Late last month, I was privileged to deliver the keynote address at the 2014 National Environmental Justice Conference here in Washington.
Environmental justice is “the fair treatment and meaningful involvement of all people regardless of race, color, national origin, or income with respect to the development, implementation, and enforcement of environmental laws, regulations, and policies. It will be achieved when everyone enjoys the same degree of protection and equal access to the decision-making process to have a healthy environment in which to live, learn, and work.”
USDA was one of the first federal agencies identified in the 1994 Executive Order on Environmental Justice (EJ) from former President Bill Clinton due to the broad sweep of the department’s agencies with respect to the environment. The department developed an EJ Strategic Plan and promulgated a Departmental EJ Regulation in 1997.
In 2010, the Environmental Justice Interagency Working group, led by the Council on Environmental Quality and the U.S. Environmental Protection Agency, held its first meeting in more than a decade. Shortly afterwards, then-USDA Under Secretary Harris Sherman convened a meeting of key leadership from across every USDA mission area to set up a working group to review and revise the department’s approach to reflect contemporary issues and opportunities.
Today, environmental justice at USDA refers to meeting the needs of underserved communities by reducing disparate environmental burdens, removing barriers to participation in decision making, and increasing access to environmental benefits that help make all communities safe, vibrant and healthy places to live and work. USDA’s overall goal is not only to institutionalize environmental justice principles but to continuously make a positive difference in the lives of American people.
This year I will lead USDA’s EJ Working Group and will shortly reconvene it. I would very much like USDA’s agencies to focus our efforts on finding opportunities for intra-departmental coordination and collaboration. I am proud of the EJ efforts made at USDA under Secretary Tom Vilsack and former Under Secretary Sherman.

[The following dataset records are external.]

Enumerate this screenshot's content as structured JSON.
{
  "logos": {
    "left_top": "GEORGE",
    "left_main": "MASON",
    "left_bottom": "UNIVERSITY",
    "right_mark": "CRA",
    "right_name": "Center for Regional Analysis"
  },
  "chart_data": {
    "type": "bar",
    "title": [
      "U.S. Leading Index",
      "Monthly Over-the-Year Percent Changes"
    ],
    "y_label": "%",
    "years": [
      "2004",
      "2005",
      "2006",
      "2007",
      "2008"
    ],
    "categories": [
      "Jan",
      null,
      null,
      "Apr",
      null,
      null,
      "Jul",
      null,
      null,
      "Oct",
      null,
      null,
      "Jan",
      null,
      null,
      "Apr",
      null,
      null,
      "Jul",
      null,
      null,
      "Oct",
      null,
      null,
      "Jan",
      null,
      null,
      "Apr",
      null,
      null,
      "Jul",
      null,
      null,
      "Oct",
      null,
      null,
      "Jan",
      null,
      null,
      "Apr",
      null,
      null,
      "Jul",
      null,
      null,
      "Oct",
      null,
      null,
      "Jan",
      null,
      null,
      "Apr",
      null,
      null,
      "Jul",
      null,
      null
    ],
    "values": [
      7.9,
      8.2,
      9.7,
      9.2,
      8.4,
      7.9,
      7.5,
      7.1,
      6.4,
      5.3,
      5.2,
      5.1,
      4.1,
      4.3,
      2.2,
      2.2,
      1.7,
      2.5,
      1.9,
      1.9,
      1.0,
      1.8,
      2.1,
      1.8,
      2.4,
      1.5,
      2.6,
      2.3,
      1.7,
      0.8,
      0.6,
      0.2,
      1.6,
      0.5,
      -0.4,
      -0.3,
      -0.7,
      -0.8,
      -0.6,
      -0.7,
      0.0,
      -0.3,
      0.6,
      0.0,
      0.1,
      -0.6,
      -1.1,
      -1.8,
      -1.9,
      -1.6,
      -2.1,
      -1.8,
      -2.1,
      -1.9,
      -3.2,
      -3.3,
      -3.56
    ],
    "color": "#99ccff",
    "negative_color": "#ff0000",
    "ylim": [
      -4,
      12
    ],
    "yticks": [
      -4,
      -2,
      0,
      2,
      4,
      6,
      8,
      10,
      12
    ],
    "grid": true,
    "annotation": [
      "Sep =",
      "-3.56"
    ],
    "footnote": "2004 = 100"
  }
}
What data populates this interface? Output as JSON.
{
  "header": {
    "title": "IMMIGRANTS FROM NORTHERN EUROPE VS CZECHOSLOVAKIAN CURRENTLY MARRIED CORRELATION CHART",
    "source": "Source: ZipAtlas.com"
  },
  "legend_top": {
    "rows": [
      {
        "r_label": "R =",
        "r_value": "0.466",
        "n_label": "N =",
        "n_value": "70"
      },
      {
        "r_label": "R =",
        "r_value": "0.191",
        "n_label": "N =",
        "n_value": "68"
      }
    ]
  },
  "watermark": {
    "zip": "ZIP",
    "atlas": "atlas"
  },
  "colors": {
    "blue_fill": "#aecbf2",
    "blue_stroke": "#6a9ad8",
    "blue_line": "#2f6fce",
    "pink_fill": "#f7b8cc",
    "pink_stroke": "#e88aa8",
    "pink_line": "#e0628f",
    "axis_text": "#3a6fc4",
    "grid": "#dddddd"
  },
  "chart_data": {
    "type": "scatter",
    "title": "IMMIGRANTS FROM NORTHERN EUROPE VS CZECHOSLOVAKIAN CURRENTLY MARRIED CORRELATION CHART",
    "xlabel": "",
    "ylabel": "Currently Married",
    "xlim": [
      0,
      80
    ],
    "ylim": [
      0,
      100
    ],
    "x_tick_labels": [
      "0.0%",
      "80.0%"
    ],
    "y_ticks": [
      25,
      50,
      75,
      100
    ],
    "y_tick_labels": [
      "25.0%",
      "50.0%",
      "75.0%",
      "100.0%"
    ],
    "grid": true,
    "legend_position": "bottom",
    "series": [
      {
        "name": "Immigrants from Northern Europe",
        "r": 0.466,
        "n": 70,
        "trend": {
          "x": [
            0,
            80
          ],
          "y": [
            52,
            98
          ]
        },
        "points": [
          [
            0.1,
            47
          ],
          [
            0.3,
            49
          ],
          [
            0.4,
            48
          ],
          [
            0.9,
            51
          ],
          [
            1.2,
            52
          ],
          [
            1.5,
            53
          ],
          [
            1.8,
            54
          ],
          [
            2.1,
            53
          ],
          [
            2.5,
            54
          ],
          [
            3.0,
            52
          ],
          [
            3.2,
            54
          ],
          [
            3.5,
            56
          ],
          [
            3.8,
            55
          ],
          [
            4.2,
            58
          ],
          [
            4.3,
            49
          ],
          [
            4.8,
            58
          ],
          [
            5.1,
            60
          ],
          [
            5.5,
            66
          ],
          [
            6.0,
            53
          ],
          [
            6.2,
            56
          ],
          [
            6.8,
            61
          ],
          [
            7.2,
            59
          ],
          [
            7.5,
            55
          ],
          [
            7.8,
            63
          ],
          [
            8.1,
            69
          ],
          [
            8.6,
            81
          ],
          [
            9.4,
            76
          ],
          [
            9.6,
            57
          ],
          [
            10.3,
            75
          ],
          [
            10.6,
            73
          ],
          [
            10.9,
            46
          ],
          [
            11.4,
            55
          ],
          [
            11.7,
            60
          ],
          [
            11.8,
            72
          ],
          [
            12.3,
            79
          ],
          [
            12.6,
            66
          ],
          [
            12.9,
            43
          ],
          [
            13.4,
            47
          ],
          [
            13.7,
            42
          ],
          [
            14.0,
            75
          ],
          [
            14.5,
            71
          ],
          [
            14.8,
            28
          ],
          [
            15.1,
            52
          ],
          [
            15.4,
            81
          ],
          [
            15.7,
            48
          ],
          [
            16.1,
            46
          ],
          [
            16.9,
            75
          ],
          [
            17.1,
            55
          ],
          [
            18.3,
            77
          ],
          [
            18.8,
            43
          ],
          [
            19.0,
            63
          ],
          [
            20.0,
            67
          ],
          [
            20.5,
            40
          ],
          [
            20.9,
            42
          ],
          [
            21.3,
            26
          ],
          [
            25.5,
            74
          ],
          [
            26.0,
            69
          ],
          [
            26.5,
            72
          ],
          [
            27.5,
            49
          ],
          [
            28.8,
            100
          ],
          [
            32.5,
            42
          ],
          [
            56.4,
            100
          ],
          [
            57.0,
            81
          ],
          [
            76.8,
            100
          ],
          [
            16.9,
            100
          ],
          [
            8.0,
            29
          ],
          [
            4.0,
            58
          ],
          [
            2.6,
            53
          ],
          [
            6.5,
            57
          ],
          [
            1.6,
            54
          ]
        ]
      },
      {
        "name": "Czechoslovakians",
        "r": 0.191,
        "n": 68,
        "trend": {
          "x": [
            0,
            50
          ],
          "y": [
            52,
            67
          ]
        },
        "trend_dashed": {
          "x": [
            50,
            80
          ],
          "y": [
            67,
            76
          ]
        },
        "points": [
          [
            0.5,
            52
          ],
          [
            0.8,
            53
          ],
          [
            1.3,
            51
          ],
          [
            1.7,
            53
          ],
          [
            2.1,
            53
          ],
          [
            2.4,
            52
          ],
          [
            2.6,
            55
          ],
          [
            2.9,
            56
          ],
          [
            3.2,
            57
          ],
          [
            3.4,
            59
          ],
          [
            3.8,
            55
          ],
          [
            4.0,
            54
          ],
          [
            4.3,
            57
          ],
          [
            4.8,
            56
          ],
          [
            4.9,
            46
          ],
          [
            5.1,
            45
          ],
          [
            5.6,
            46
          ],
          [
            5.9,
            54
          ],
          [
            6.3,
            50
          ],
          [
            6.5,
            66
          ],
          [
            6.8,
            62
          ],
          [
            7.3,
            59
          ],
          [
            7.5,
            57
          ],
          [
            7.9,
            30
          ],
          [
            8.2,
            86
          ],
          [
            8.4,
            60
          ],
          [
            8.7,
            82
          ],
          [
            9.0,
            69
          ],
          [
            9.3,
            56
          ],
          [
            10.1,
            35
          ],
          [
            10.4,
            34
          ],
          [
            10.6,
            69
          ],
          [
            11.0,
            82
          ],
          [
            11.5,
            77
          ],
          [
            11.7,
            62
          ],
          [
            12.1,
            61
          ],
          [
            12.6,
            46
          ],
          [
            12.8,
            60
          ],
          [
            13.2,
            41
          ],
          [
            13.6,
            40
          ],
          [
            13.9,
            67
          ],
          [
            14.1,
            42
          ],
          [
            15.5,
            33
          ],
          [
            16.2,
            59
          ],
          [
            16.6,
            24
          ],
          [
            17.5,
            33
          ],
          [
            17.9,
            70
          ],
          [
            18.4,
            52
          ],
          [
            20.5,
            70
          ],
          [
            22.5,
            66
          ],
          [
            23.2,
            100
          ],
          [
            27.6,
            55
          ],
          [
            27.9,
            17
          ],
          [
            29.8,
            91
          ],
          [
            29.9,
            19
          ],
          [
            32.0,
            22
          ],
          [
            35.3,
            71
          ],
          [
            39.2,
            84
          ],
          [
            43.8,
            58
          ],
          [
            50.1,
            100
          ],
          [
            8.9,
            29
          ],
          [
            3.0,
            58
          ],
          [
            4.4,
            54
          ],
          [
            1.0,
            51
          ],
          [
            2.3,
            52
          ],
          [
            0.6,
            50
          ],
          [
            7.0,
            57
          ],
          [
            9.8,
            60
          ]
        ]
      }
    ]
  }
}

While the department’s effort is good, I am even more proud of the EJ efforts by the U.S. Forest Service. They’ve made great strides, completing training guides and holding training meetings. Also, the Forest Service is launching its first (internal) EJ website to share best practices, lessons learned, and educational resources with employees across the nation.
Showcase projects have been identified to demonstrate exemplary Forest Service projects that benefit EJ populations. The intent is to do a better job at capturing the EJ activities that have been established and underway for years and highlight the strengths of those projects and the benefits they provide to communities. An example of that, which will be on the website, is the Urban Tree Canopy Assessment. That is a decision tool so they can plan and manage their urban forest by monitoring current tree canopy closure and developing solutions to increase the forest health of their community.
The Forest Service and USDA as a whole will continue to become a fully inclusive organization: an agency where everyone is welcome, respected, and has equal opportunity to contribute and succeed; an agency that reflects America. This is essential if it is going to serve our diverse communities and compete for the best and brightest candidates in the job market. If its programs are going to serve all American’s equally, fairly, and well.